The two firms have buddied up once again to provide 5G network services to companies in Europe and the Asia-Pacific, where Verizon lacks its own mobile infrastructure. Nokia would probably have preferred a multi-billion-dollar role in the construction of Verizon’s 5G network in the US. But at least it now has a telco partner for its private wireless push.
That has been one of the fastest-growing parts of Nokia’s business this year, with second-quarter revenues at the overarching Enterprise unit up 18%, to €376 million ($445 million), compared with the year-earlier period. In the private wireless segment, Nokia sells products and expertise to organizations that want a local network, separate from an operator’s public systems. Interest levels are high.

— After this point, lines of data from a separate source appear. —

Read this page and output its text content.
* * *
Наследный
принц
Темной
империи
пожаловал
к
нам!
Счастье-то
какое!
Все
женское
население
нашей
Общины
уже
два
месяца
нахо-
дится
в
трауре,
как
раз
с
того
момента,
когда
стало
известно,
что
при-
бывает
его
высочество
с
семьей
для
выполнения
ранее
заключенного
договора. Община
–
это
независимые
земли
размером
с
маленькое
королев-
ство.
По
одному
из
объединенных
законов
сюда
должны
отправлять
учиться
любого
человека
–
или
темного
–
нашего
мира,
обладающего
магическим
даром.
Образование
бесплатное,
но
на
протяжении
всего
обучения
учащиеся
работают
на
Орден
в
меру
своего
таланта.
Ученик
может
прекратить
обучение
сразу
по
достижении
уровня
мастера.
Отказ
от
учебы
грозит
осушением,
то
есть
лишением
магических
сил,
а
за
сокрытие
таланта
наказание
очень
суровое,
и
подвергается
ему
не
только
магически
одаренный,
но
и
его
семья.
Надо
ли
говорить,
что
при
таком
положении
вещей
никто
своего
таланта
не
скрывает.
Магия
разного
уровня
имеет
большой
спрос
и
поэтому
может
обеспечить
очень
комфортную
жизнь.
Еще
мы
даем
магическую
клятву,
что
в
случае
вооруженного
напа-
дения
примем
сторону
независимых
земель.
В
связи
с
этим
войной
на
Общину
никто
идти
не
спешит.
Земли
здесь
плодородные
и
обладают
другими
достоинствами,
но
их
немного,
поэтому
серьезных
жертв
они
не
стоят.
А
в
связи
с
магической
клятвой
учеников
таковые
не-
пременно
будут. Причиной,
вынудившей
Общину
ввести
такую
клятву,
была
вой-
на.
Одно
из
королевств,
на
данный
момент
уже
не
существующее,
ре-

Nokia has long insisted that it prefers to work alongside or through a telco partner when catering to business customers. Doing so would address the concern about competing against telco clients for enterprise work. For precisely that reason, Ericsson, Nokia’s main non-Chinese rival, has said it will approach customers in this market only through service provider channels.
Going global
With Verizon, Nokia gains a telco partner with one of the largest enterprise divisions in the world. Last year, Verizon Business made about $31.4 billion in sales, roughly 24% of the company’s total, and many of its customers have a worldwide presence. “Sixty percent of our customer base has global operations,” said Sowmyanarayan Sampath, the president of the global enterprise unit within Verizon Business. “Our thesis is to support enterprises where they need it.”